Following a parliamentary session on Monday, 85 Lebanese lawmakers voted for Prime Minister Najib Mikati's cabinet while 15 voted against it.
The remaining 17 MPs were not present during the voting session, which was hit by a power outage and lasted for more than seven hours.
Mikati has drawn up a policy program aimed at reviving talks with the International Monetary Fund [IMF] on a bailout package to purportedly rescue the debt-ridden country from its worst economic meltdown in history.
The program also involves controversial reforms that donors want to see before they unlock foreign assistance.
Referring to the ailing electricity sector, the Lebanese premier underlined the need for raising electricity tariffs and increasing supply and production.
He further promised that the government would thrash out a plan to restructure the banking sector and revitalize the economy saddled with over $90 billion in public debt.
Paralyzed by severe fuel shortages and wide-scale power cuts, Lebanon has been mired since late 2019 in a deep financial crisis that has caused the Lebanese pound to lose around 90 percent of its value to the dollar.
The US has exacerbated the crisis by imposing a siege on Lebanon in a bid to force the formation of a Western-friendly administration there.
Mikati also said his government would seek to boost Lebanon’s international relations and appealed to “brotherly Arab countries” to help Beirut out of its current crisis.
Mikati stressed that “Lebanese citizens have the right to oppose ‘Israel’s’ occupation, and to respond to its attacks.”
Mikati also pledged that his government would continue to work to liberate territories occupied by the Zionist entity.

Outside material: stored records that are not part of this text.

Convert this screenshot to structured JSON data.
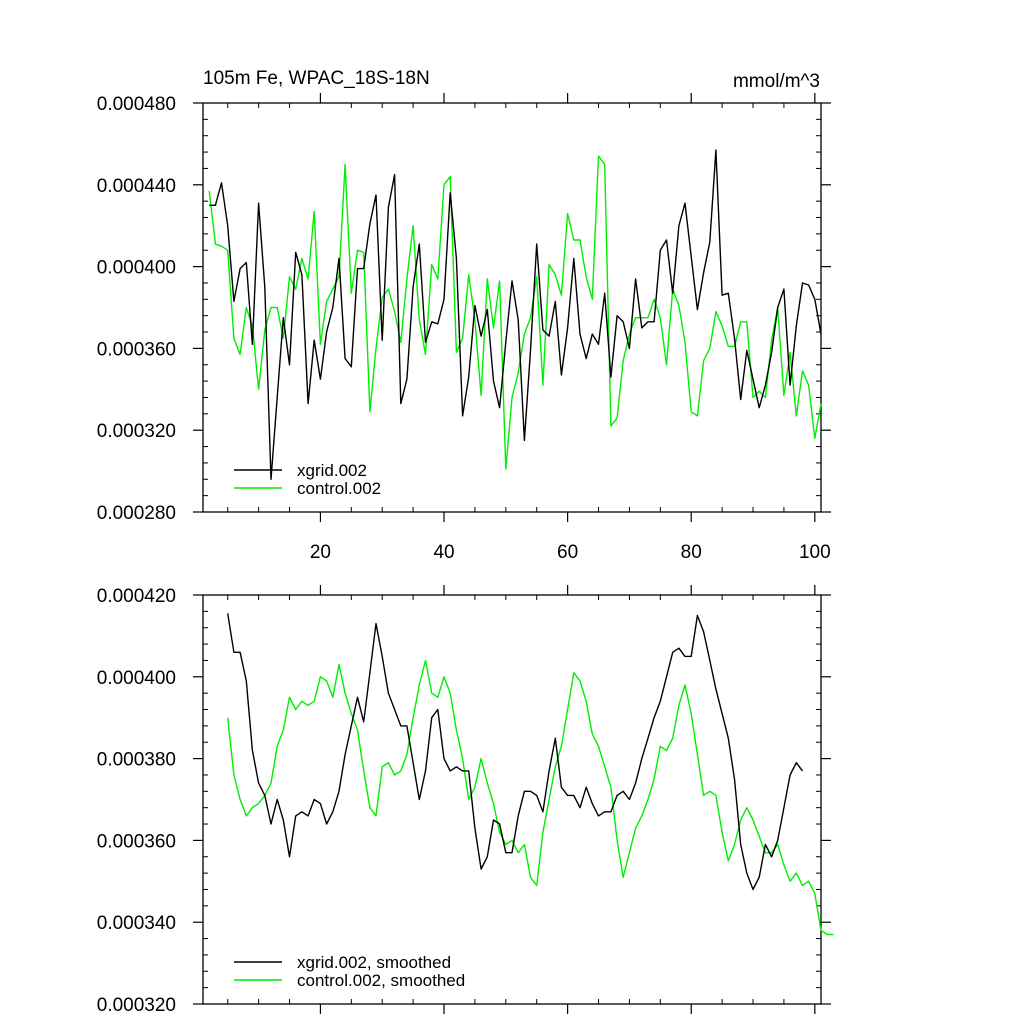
{
  "colors": {
    "xgrid": "#000000",
    "control": "#00ee00",
    "axis": "#000000",
    "background": "#ffffff"
  },
  "chart_data": [
    {
      "type": "line",
      "title": "105m Fe, WPAC_18S-18N",
      "units": "mmol/m^3",
      "xlim": [
        1,
        101
      ],
      "ylim": [
        0.00028,
        0.00048
      ],
      "xticks": [
        20,
        40,
        60,
        80,
        100
      ],
      "xtick_labels": [
        "20",
        "40",
        "60",
        "80",
        "100"
      ],
      "yticks": [
        0.00028,
        0.00032,
        0.00036,
        0.0004,
        0.00044,
        0.00048
      ],
      "ytick_labels": [
        "0.000280",
        "0.000320",
        "0.000360",
        "0.000400",
        "0.000440",
        "0.000480"
      ],
      "legend_position": "bottom-left",
      "series": [
        {
          "name": "xgrid.002",
          "color_key": "xgrid",
          "x_start": 2,
          "values": [
            0.00043,
            0.00043,
            0.000441,
            0.00042,
            0.000383,
            0.000399,
            0.000402,
            0.000362,
            0.000431,
            0.00039,
            0.000296,
            0.000336,
            0.000375,
            0.000352,
            0.000407,
            0.000396,
            0.000333,
            0.000364,
            0.000345,
            0.000368,
            0.00038,
            0.000404,
            0.000355,
            0.000351,
            0.000399,
            0.000399,
            0.000421,
            0.000435,
            0.000364,
            0.000429,
            0.000445,
            0.000333,
            0.000345,
            0.00039,
            0.000411,
            0.000363,
            0.000373,
            0.000372,
            0.000384,
            0.000436,
            0.000404,
            0.000327,
            0.000346,
            0.000381,
            0.000366,
            0.000379,
            0.000344,
            0.000331,
            0.000363,
            0.000393,
            0.000374,
            0.000315,
            0.000359,
            0.000411,
            0.000369,
            0.000366,
            0.000383,
            0.000347,
            0.00037,
            0.000404,
            0.000367,
            0.000355,
            0.000367,
            0.000362,
            0.000387,
            0.000346,
            0.000376,
            0.000373,
            0.00036,
            0.000394,
            0.00037,
            0.000373,
            0.000373,
            0.000408,
            0.000413,
            0.000387,
            0.00042,
            0.000431,
            0.000405,
            0.000379,
            0.000397,
            0.000412,
            0.000457,
            0.000386,
            0.000387,
            0.000365,
            0.000335,
            0.000359,
            0.000345,
            0.000331,
            0.000342,
            0.000358,
            0.00038,
            0.000389,
            0.000342,
            0.000371,
            0.000392,
            0.000391,
            0.000384,
            0.000367
          ]
        },
        {
          "name": "control.002",
          "color_key": "control",
          "x_start": 2,
          "values": [
            0.000437,
            0.000411,
            0.00041,
            0.000408,
            0.000365,
            0.000357,
            0.00038,
            0.000371,
            0.00034,
            0.000369,
            0.00038,
            0.00038,
            0.000365,
            0.000395,
            0.000389,
            0.000404,
            0.000394,
            0.000427,
            0.000362,
            0.000383,
            0.000389,
            0.000395,
            0.00045,
            0.000387,
            0.000408,
            0.000407,
            0.000329,
            0.00036,
            0.000385,
            0.000389,
            0.000378,
            0.000363,
            0.000394,
            0.00042,
            0.000374,
            0.000357,
            0.000401,
            0.000394,
            0.00044,
            0.000444,
            0.000358,
            0.000365,
            0.000396,
            0.000374,
            0.000337,
            0.000394,
            0.00037,
            0.000393,
            0.000301,
            0.000336,
            0.000348,
            0.000367,
            0.000375,
            0.000395,
            0.000342,
            0.000401,
            0.000396,
            0.000386,
            0.000426,
            0.000413,
            0.000413,
            0.000395,
            0.000384,
            0.000454,
            0.00045,
            0.000322,
            0.000326,
            0.000354,
            0.000367,
            0.000375,
            0.000375,
            0.000375,
            0.000384,
            0.000375,
            0.000352,
            0.000389,
            0.000381,
            0.000363,
            0.000329,
            0.000327,
            0.000354,
            0.00036,
            0.000378,
            0.000371,
            0.000361,
            0.000361,
            0.000373,
            0.000373,
            0.000336,
            0.000339,
            0.000336,
            0.000364,
            0.00038,
            0.000337,
            0.000358,
            0.000327,
            0.000349,
            0.000342,
            0.000316,
            0.000333
          ]
        }
      ]
    },
    {
      "type": "line",
      "title": "",
      "xlim": [
        1,
        101
      ],
      "ylim": [
        0.00032,
        0.00042
      ],
      "xticks": [
        20,
        40,
        60,
        80,
        100
      ],
      "xtick_labels": [
        "",
        "",
        "",
        "",
        ""
      ],
      "yticks": [
        0.00032,
        0.00034,
        0.00036,
        0.00038,
        0.0004,
        0.00042
      ],
      "ytick_labels": [
        "0.000320",
        "0.000340",
        "0.000360",
        "0.000380",
        "0.000400",
        "0.000420"
      ],
      "legend_position": "bottom-left",
      "series": [
        {
          "name": "xgrid.002, smoothed",
          "color_key": "xgrid",
          "x_start": 5,
          "values": [
            0.0004155,
            0.000406,
            0.000406,
            0.000399,
            0.000382,
            0.000374,
            0.000371,
            0.000364,
            0.00037,
            0.000365,
            0.000356,
            0.000366,
            0.000367,
            0.000366,
            0.00037,
            0.000369,
            0.000364,
            0.000367,
            0.000372,
            0.000381,
            0.000388,
            0.000395,
            0.000389,
            0.000401,
            0.000413,
            0.000405,
            0.000396,
            0.000392,
            0.000388,
            0.000388,
            0.000379,
            0.00037,
            0.000377,
            0.00039,
            0.000392,
            0.00038,
            0.000377,
            0.000378,
            0.000377,
            0.000377,
            0.000363,
            0.000353,
            0.000356,
            0.000365,
            0.000364,
            0.000357,
            0.000357,
            0.000366,
            0.000372,
            0.000372,
            0.000371,
            0.000367,
            0.000377,
            0.000385,
            0.000373,
            0.000371,
            0.000371,
            0.000368,
            0.000373,
            0.000369,
            0.000366,
            0.000367,
            0.000367,
            0.000371,
            0.000372,
            0.00037,
            0.000374,
            0.00038,
            0.000385,
            0.00039,
            0.000394,
            0.0004,
            0.000406,
            0.000407,
            0.000405,
            0.000405,
            0.000415,
            0.000411,
            0.000404,
            0.000397,
            0.000391,
            0.000385,
            0.000375,
            0.000359,
            0.000352,
            0.000348,
            0.000351,
            0.000359,
            0.000356,
            0.00036,
            0.000368,
            0.000376,
            0.000379,
            0.000377
          ]
        },
        {
          "name": "control.002, smoothed",
          "color_key": "control",
          "x_start": 5,
          "values": [
            0.00039,
            0.000376,
            0.00037,
            0.000366,
            0.000368,
            0.000369,
            0.000371,
            0.000374,
            0.000383,
            0.000387,
            0.000395,
            0.000392,
            0.000394,
            0.000393,
            0.000394,
            0.0004,
            0.000399,
            0.000395,
            0.000403,
            0.000396,
            0.000391,
            0.000387,
            0.000377,
            0.000368,
            0.000366,
            0.000378,
            0.000379,
            0.000376,
            0.000377,
            0.000381,
            0.00039,
            0.000398,
            0.000404,
            0.000396,
            0.000395,
            0.0004,
            0.000396,
            0.000387,
            0.00038,
            0.00037,
            0.000373,
            0.00038,
            0.000374,
            0.000369,
            0.000362,
            0.000359,
            0.00036,
            0.000357,
            0.000359,
            0.000351,
            0.000349,
            0.000362,
            0.00037,
            0.000378,
            0.000383,
            0.000392,
            0.000401,
            0.000399,
            0.000394,
            0.000386,
            0.000383,
            0.000378,
            0.000373,
            0.00036,
            0.000351,
            0.000357,
            0.000363,
            0.000366,
            0.00037,
            0.000375,
            0.000383,
            0.000382,
            0.000385,
            0.000393,
            0.000398,
            0.000391,
            0.000381,
            0.000371,
            0.000372,
            0.000371,
            0.000362,
            0.000355,
            0.000359,
            0.000365,
            0.000368,
            0.000365,
            0.000361,
            0.000357,
            0.000357,
            0.000359,
            0.000354,
            0.00035,
            0.000352,
            0.000349,
            0.00035,
            0.000347,
            0.000338,
            0.000337,
            0.000337
          ]
        }
      ]
    }
  ]
}
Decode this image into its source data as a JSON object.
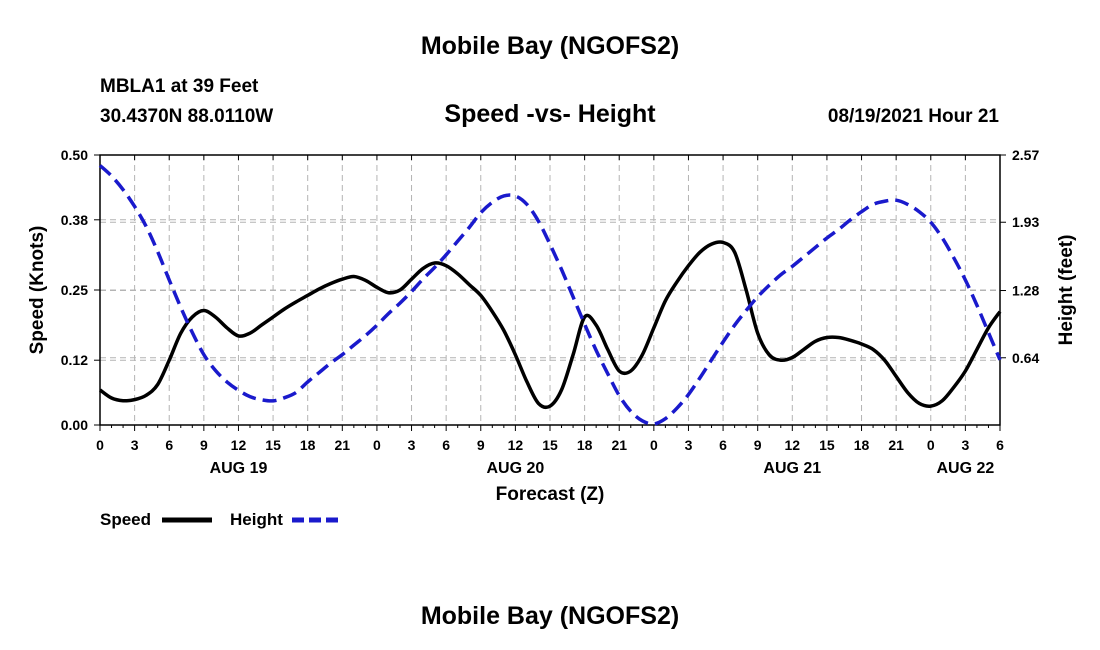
{
  "page": {
    "top_title": "Mobile Bay (NGOFS2)",
    "bottom_title": "Mobile Bay (NGOFS2)",
    "station": "MBLA1 at 39 Feet",
    "coords": "30.4370N  88.0110W",
    "subtitle": "Speed -vs- Height",
    "datetime": "08/19/2021 Hour 21"
  },
  "colors": {
    "speed": "#000000",
    "height": "#1a1acc",
    "grid": "#b4b4b4"
  },
  "chart_data": {
    "type": "line",
    "title": "Speed -vs- Height",
    "xlabel": "Forecast (Z)",
    "ylabel": "Speed (Knots)",
    "y2label": "Height (feet)",
    "x_unit": "hours from 00Z Aug 19",
    "xlim": [
      0,
      78
    ],
    "ylim": [
      0,
      0.5
    ],
    "y2lim": [
      0,
      2.57
    ],
    "y_ticks": [
      0.0,
      0.12,
      0.25,
      0.38,
      0.5
    ],
    "y_tick_labels": [
      "0.00",
      "0.12",
      "0.25",
      "0.38",
      "0.50"
    ],
    "y2_ticks": [
      0.64,
      1.28,
      1.93,
      2.57
    ],
    "y2_tick_labels": [
      "0.64",
      "1.28",
      "1.93",
      "2.57"
    ],
    "x_ticks": [
      0,
      3,
      6,
      9,
      12,
      15,
      18,
      21,
      24,
      27,
      30,
      33,
      36,
      39,
      42,
      45,
      48,
      51,
      54,
      57,
      60,
      63,
      66,
      69,
      72,
      75,
      78
    ],
    "x_tick_labels": [
      "0",
      "3",
      "6",
      "9",
      "12",
      "15",
      "18",
      "21",
      "0",
      "3",
      "6",
      "9",
      "12",
      "15",
      "18",
      "21",
      "0",
      "3",
      "6",
      "9",
      "12",
      "15",
      "18",
      "21",
      "0",
      "3",
      "6"
    ],
    "date_labels": [
      {
        "x": 12,
        "label": "AUG 19"
      },
      {
        "x": 36,
        "label": "AUG 20"
      },
      {
        "x": 60,
        "label": "AUG 21"
      },
      {
        "x": 75,
        "label": "AUG 22"
      }
    ],
    "grid": true,
    "legend_position": "bottom-left",
    "series": [
      {
        "name": "Speed",
        "axis": "left",
        "style": "solid",
        "x": [
          0,
          1,
          2,
          3,
          4,
          5,
          6,
          7,
          8,
          9,
          10,
          11,
          12,
          13,
          14,
          15,
          16,
          17,
          18,
          19,
          20,
          21,
          22,
          23,
          24,
          25,
          26,
          27,
          28,
          29,
          30,
          31,
          32,
          33,
          34,
          35,
          36,
          37,
          38,
          39,
          40,
          41,
          42,
          43,
          44,
          45,
          46,
          47,
          48,
          49,
          50,
          51,
          52,
          53,
          54,
          55,
          56,
          57,
          58,
          59,
          60,
          61,
          62,
          63,
          64,
          65,
          66,
          67,
          68,
          69,
          70,
          71,
          72,
          73,
          74,
          75,
          76,
          77,
          78
        ],
        "values": [
          0.065,
          0.05,
          0.045,
          0.047,
          0.055,
          0.075,
          0.12,
          0.17,
          0.2,
          0.212,
          0.2,
          0.18,
          0.165,
          0.17,
          0.185,
          0.2,
          0.215,
          0.228,
          0.24,
          0.252,
          0.262,
          0.27,
          0.275,
          0.268,
          0.255,
          0.245,
          0.25,
          0.27,
          0.29,
          0.3,
          0.295,
          0.28,
          0.26,
          0.24,
          0.21,
          0.175,
          0.13,
          0.08,
          0.04,
          0.035,
          0.065,
          0.13,
          0.2,
          0.185,
          0.14,
          0.1,
          0.1,
          0.13,
          0.18,
          0.23,
          0.265,
          0.295,
          0.32,
          0.335,
          0.338,
          0.32,
          0.25,
          0.17,
          0.13,
          0.12,
          0.125,
          0.14,
          0.155,
          0.162,
          0.162,
          0.157,
          0.15,
          0.14,
          0.12,
          0.09,
          0.06,
          0.04,
          0.035,
          0.045,
          0.07,
          0.1,
          0.14,
          0.18,
          0.21
        ]
      },
      {
        "name": "Height",
        "axis": "right",
        "style": "dashed",
        "x": [
          0,
          1,
          2,
          3,
          4,
          5,
          6,
          7,
          8,
          9,
          10,
          11,
          12,
          13,
          14,
          15,
          16,
          17,
          18,
          19,
          20,
          21,
          22,
          23,
          24,
          25,
          26,
          27,
          28,
          29,
          30,
          31,
          32,
          33,
          34,
          35,
          36,
          37,
          38,
          39,
          40,
          41,
          42,
          43,
          44,
          45,
          46,
          47,
          48,
          49,
          50,
          51,
          52,
          53,
          54,
          55,
          56,
          57,
          58,
          59,
          60,
          61,
          62,
          63,
          64,
          65,
          66,
          67,
          68,
          69,
          70,
          71,
          72,
          73,
          74,
          75,
          76,
          77,
          78
        ],
        "values": [
          2.47,
          2.37,
          2.24,
          2.08,
          1.89,
          1.65,
          1.38,
          1.12,
          0.88,
          0.67,
          0.52,
          0.41,
          0.33,
          0.27,
          0.24,
          0.23,
          0.26,
          0.31,
          0.41,
          0.5,
          0.59,
          0.67,
          0.76,
          0.85,
          0.95,
          1.06,
          1.16,
          1.27,
          1.39,
          1.5,
          1.62,
          1.75,
          1.88,
          2.02,
          2.12,
          2.18,
          2.18,
          2.1,
          1.94,
          1.72,
          1.48,
          1.22,
          0.96,
          0.71,
          0.49,
          0.28,
          0.13,
          0.04,
          0.01,
          0.06,
          0.16,
          0.29,
          0.45,
          0.62,
          0.79,
          0.95,
          1.09,
          1.22,
          1.33,
          1.43,
          1.51,
          1.6,
          1.69,
          1.78,
          1.86,
          1.95,
          2.03,
          2.1,
          2.13,
          2.14,
          2.1,
          2.03,
          1.93,
          1.78,
          1.59,
          1.38,
          1.14,
          0.88,
          0.62
        ]
      }
    ]
  }
}
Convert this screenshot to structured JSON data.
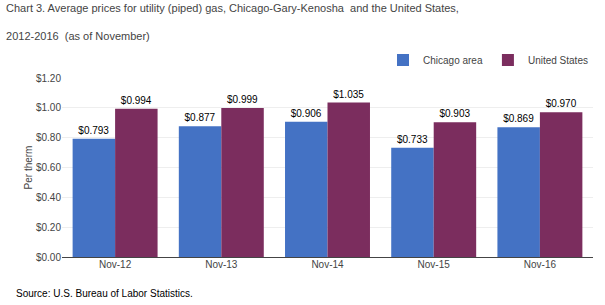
{
  "chart_data": {
    "type": "bar",
    "title": "Chart 3. Average prices for utility (piped) gas, Chicago-Gary-Kenosha  and the United States,",
    "subtitle": "2012-2016  (as of November)",
    "ylabel": "Per therm",
    "annotations": [
      "Source: U.S. Bureau of Labor Statistics."
    ],
    "categories": [
      "Nov-12",
      "Nov-13",
      "Nov-14",
      "Nov-15",
      "Nov-16"
    ],
    "series": [
      {
        "name": "Chicago area",
        "color": "#4472C4",
        "values": [
          0.793,
          0.877,
          0.906,
          0.733,
          0.869
        ],
        "value_labels": [
          "$0.793",
          "$0.877",
          "$0.906",
          "$0.733",
          "$0.869"
        ]
      },
      {
        "name": "United States",
        "color": "#7B2D5E",
        "values": [
          0.994,
          0.999,
          1.035,
          0.903,
          0.97
        ],
        "value_labels": [
          "$0.994",
          "$0.999",
          "$1.035",
          "$0.903",
          "$0.970"
        ]
      }
    ],
    "ylim": [
      0,
      1.2
    ],
    "yticks": [
      {
        "value": 0.0,
        "label": "$0.00"
      },
      {
        "value": 0.2,
        "label": "$0.20"
      },
      {
        "value": 0.4,
        "label": "$0.40"
      },
      {
        "value": 0.6,
        "label": "$0.60"
      },
      {
        "value": 0.8,
        "label": "$0.80"
      },
      {
        "value": 1.0,
        "label": "$1.00"
      },
      {
        "value": 1.2,
        "label": "$1.20"
      }
    ],
    "grid": true,
    "legend": "upper right",
    "data_labels": true
  }
}
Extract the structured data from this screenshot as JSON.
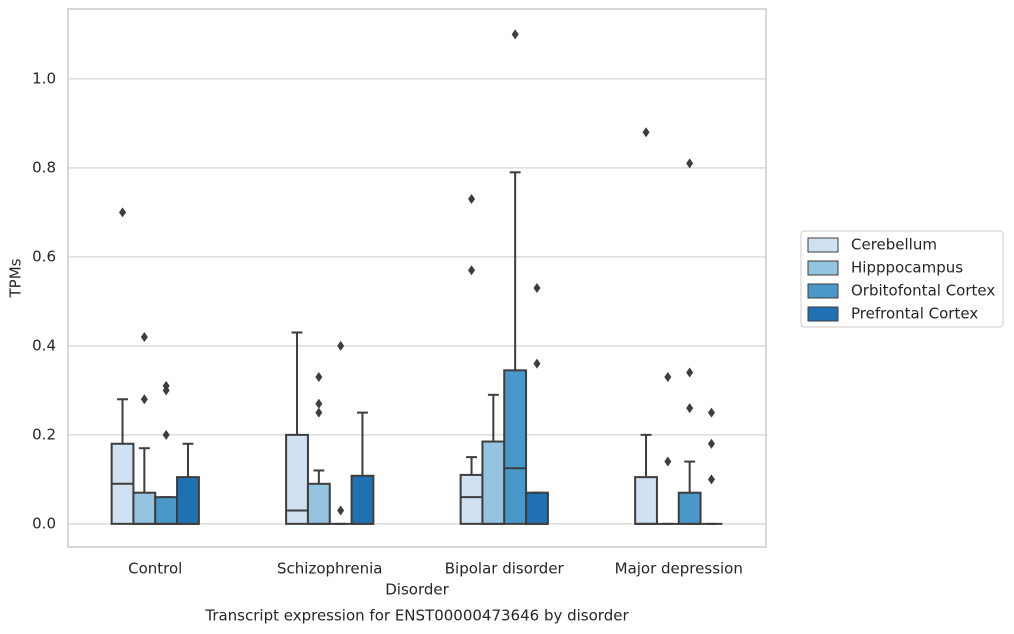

The new administration, he added, supports the United Nations Interim Force in Lebanon [UNIFIL] and will demand it “end ‘Israel’s’ invasion of Lebanese sovereignty — land, sea, and air.”
Mikati further said he plans to resume indirect talks with the occupation entity on the demarcation of Lebanon’s southern maritime border with the occupied Palestinian territories.
Lebanon fought off two ‘Israeli’ wars in 2000 and 2006. On both occasions, battleground contribution by its Hezbollah resistance movement proved an indispensable asset, forcing the Zionist military into a retreat.
Lebanon and the occupying regime are technically at war since the latter has kept the Arab country’s Shebaa Farms under its occupation since 1967.